Il dottor Sloper, mente calcolante che prevede le mosse, mente da giocatore di scacchi, stringe all’angolo Morris, lo obbliga a scoprire le proprie reali intenzioni. Annuncia che se Catherine sposerà Morris, contro il suo volere, verrà diseredata. Non per questo Catherine diventerebbe povera perché le resta sempre una discreta eredità della madre, ma non sarebbe più quella ricchissima ereditiera che è. Catherine non si turba e persevera, ma Morris cede e rompe il fidanzamento dimostrando così che il senso del matrimonio era il denaro. Non ha neppure il coraggio di presentarsi di persona, scrive una lettera. Il dottore trionfa, l’incorreggibile signora Penniman difende il comportamento di Morris e cerca di consolare Catherine esortandola ad attendere la morte del padre. Catherine si chiude nella dignità, nella compostezza, nel silenzio.

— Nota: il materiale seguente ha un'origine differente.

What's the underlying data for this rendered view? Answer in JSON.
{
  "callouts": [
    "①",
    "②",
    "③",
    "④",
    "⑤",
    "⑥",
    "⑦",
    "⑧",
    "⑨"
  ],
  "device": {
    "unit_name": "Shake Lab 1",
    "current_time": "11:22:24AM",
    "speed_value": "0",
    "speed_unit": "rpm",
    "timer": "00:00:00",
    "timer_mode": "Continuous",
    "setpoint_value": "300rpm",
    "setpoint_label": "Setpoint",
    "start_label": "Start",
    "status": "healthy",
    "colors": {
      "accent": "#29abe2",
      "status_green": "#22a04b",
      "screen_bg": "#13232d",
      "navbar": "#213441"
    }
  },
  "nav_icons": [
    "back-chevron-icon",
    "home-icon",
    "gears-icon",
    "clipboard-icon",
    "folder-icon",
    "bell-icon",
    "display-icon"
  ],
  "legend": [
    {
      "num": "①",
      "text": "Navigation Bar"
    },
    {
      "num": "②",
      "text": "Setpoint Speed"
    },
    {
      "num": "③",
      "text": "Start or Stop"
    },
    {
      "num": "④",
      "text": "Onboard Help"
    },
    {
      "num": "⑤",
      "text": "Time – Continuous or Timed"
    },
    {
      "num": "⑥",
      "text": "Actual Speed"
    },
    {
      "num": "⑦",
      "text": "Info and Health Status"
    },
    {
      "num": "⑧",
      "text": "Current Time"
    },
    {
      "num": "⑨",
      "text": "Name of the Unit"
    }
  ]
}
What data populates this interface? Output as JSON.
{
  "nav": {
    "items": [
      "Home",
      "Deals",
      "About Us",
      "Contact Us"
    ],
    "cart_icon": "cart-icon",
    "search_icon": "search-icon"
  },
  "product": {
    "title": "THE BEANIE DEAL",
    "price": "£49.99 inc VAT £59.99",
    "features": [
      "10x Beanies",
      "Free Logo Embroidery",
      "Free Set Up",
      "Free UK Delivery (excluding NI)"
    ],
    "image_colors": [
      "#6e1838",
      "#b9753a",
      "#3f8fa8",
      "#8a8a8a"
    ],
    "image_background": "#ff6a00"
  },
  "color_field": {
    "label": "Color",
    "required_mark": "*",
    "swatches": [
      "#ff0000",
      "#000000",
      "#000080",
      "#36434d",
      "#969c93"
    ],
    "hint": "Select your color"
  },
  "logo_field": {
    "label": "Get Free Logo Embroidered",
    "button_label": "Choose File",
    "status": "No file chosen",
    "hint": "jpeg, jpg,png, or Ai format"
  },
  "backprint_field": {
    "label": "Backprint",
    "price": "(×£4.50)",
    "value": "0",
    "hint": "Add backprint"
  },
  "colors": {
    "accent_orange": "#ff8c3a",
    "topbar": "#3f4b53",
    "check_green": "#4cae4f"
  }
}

Un silenzio ostinato, che dura diciassette anni. Nei quali si succedono viaggi in Europa, cerimoniose mondanità nuovayorkesi, la vita di una signora ormai di mezz’età. E la morte del padre, che muore com’era vissuto, prevedendo le circostanze, la malattia, la terapia e l’inutilità della medesima. Circondato da una scrupolosa osservanza dei doveri e da una totale mancanza di affetto. Ricompare Morris, ormai avviato alla cinquantina, con occhi più duri e strani. La situazione si è capovolta, si trovano nelle posizioni di quel tempo ormai lontano ma a parti invertite. «Quanto tempo era passato — pensa Catherine — quanto era invecchiata, quanto aveva vissuto! Aveva vissuto di qualcosa legata a lui, e aveva consumato quel qualcosa…». La sofferenza è stata troppo lunga, come Morris l’aveva lasciata così adesso lei congeda lui. L’essenza del romance è l’attesa, la conquista della felicità. In Washington Square Henry James costruisce una simmetria rigorosa, dà un impianto geometrico all’infelicità. Tutti attivamente lavorano a rendersi infelici. Il dottor Sloper, che non vuole rinunciare a un poco della sua intelligenza per rendere felice sua figlia. Morris che antepone il denaro alla felicità di Catherine. Catherine stessa che umiliata non rinuncia a umiliare e sacrifica al puntiglio e all’orgoglio una modesta ma possibile felicità, di Morris e sua propria. Un capolavoro crudele.